Morpho portis can appear as a slightly subdued blue at first sight; quite powdery, like the reflection of the sky on snow - then suddenly, as the light catches it, it flashes silver, electric blue. The cause of this range of colours is the same as the reason why they will never fade: the colours come from the refractive properties of the scales rather than from any pigmentation of the scales themselves (they are colourless, as you can see when you angle it around).
Morphos have a very distinctive, slow, bouncy flight pattern due to the wing area being enormous relative to the body size. They are poisonous to predators due to toxins they sequestered from plants on which they fed as caterpillars. Adult males spend the mornings patrolling along the courses of forest streams and rivers. They are territorial and chase any rivals. Morphos typically live alone, excluding in the mating season.

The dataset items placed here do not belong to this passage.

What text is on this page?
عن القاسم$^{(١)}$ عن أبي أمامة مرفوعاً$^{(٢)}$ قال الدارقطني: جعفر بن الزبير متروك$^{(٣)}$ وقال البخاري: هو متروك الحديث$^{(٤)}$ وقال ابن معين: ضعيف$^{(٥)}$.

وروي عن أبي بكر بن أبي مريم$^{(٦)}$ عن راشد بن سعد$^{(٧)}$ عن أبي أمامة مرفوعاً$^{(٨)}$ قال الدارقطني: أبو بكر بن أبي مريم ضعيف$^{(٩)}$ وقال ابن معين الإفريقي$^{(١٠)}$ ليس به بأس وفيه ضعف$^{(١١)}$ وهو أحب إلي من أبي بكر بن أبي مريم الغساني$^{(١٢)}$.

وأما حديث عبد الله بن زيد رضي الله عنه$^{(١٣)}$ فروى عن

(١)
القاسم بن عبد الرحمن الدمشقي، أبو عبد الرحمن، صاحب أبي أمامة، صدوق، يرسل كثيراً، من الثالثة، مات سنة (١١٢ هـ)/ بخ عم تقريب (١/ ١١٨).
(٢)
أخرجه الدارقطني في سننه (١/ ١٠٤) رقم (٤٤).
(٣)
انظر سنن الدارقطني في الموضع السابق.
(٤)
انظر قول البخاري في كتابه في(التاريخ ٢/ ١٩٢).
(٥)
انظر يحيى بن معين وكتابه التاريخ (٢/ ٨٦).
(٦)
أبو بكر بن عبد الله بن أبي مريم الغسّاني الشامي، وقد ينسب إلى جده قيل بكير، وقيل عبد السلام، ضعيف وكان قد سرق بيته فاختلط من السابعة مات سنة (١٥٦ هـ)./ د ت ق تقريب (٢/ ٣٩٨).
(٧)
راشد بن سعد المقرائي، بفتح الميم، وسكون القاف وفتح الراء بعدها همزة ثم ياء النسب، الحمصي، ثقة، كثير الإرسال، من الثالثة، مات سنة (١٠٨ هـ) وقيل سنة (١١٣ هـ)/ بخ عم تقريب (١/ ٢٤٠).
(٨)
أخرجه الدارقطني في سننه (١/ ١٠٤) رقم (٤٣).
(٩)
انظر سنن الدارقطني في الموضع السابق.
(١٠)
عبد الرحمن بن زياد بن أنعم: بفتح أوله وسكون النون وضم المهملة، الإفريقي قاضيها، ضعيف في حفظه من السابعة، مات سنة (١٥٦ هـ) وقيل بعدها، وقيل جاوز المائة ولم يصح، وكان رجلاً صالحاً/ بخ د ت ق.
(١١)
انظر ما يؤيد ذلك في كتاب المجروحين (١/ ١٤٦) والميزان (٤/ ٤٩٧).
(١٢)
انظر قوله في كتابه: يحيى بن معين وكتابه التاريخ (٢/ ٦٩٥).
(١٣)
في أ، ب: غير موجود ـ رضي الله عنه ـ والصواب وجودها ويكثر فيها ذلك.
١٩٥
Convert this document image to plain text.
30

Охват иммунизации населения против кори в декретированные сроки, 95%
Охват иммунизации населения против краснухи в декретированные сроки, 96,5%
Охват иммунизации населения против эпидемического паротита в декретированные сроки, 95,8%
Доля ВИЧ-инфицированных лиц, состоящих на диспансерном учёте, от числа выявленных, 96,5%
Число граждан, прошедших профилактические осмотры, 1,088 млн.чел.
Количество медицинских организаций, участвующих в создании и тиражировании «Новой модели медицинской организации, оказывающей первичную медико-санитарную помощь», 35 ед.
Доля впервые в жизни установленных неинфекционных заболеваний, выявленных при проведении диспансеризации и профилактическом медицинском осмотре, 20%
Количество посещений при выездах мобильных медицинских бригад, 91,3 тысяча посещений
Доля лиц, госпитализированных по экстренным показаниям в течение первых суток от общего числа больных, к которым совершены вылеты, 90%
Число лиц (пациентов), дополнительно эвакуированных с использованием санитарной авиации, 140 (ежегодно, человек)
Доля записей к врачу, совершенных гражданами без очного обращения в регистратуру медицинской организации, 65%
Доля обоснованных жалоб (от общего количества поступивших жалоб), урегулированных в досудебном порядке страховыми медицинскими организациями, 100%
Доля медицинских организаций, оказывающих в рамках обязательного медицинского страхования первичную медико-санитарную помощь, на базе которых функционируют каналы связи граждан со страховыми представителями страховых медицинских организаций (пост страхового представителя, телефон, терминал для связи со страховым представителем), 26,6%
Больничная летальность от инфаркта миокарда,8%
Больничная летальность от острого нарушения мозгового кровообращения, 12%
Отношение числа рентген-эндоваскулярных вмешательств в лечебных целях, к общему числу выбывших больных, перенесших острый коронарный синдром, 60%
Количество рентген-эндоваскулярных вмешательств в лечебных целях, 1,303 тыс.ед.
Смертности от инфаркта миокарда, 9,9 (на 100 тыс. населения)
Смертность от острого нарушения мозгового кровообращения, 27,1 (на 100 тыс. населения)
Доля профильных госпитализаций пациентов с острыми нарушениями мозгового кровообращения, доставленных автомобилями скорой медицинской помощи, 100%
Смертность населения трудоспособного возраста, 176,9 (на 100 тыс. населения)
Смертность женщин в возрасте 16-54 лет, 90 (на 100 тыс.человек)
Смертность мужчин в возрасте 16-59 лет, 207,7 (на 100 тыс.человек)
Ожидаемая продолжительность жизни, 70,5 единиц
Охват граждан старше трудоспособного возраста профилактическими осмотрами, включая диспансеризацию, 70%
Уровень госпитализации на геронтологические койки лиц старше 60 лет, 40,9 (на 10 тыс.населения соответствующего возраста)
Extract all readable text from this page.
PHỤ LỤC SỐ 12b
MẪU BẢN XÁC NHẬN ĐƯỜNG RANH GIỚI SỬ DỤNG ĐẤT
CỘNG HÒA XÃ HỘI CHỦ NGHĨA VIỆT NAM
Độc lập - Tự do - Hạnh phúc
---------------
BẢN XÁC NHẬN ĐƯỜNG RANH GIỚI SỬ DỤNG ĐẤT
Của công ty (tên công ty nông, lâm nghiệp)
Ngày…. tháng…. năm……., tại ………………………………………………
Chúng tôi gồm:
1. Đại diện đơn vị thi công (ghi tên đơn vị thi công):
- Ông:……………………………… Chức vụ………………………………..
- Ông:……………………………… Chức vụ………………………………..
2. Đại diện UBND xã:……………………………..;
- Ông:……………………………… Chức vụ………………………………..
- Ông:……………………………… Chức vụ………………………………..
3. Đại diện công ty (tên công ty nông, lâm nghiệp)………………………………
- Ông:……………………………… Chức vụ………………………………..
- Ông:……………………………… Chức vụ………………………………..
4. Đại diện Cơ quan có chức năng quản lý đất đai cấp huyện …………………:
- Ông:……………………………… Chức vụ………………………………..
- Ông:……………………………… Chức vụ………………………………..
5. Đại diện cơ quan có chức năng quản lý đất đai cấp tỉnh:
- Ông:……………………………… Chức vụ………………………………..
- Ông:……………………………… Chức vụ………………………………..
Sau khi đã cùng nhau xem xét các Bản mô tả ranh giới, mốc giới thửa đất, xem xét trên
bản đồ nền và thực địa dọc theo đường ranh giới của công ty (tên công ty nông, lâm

The refractive properties of the scales on the wings has been studied as a model in the development of biomimetic fabrics, dye-free paints, and anticounterfeit technology used in currency.
Morphos secrete a dark oil from their abdomens, which leaches out over the years and stains the wings. To prevent this spoiling the amazing colouring, the abdomen has been removed.
The butterfly has been prepared in the UK to museum standards and is displayed in a deep handmade shadowbox frame, mounted on white conservation-grade foam. The back of the frame is covered in really special Italian decorative paper, with a brass hook for hanging it on the wall (but it also stands perfectly on a mantlepiece or a table). It is completely sealed inside the frame and will last for generations.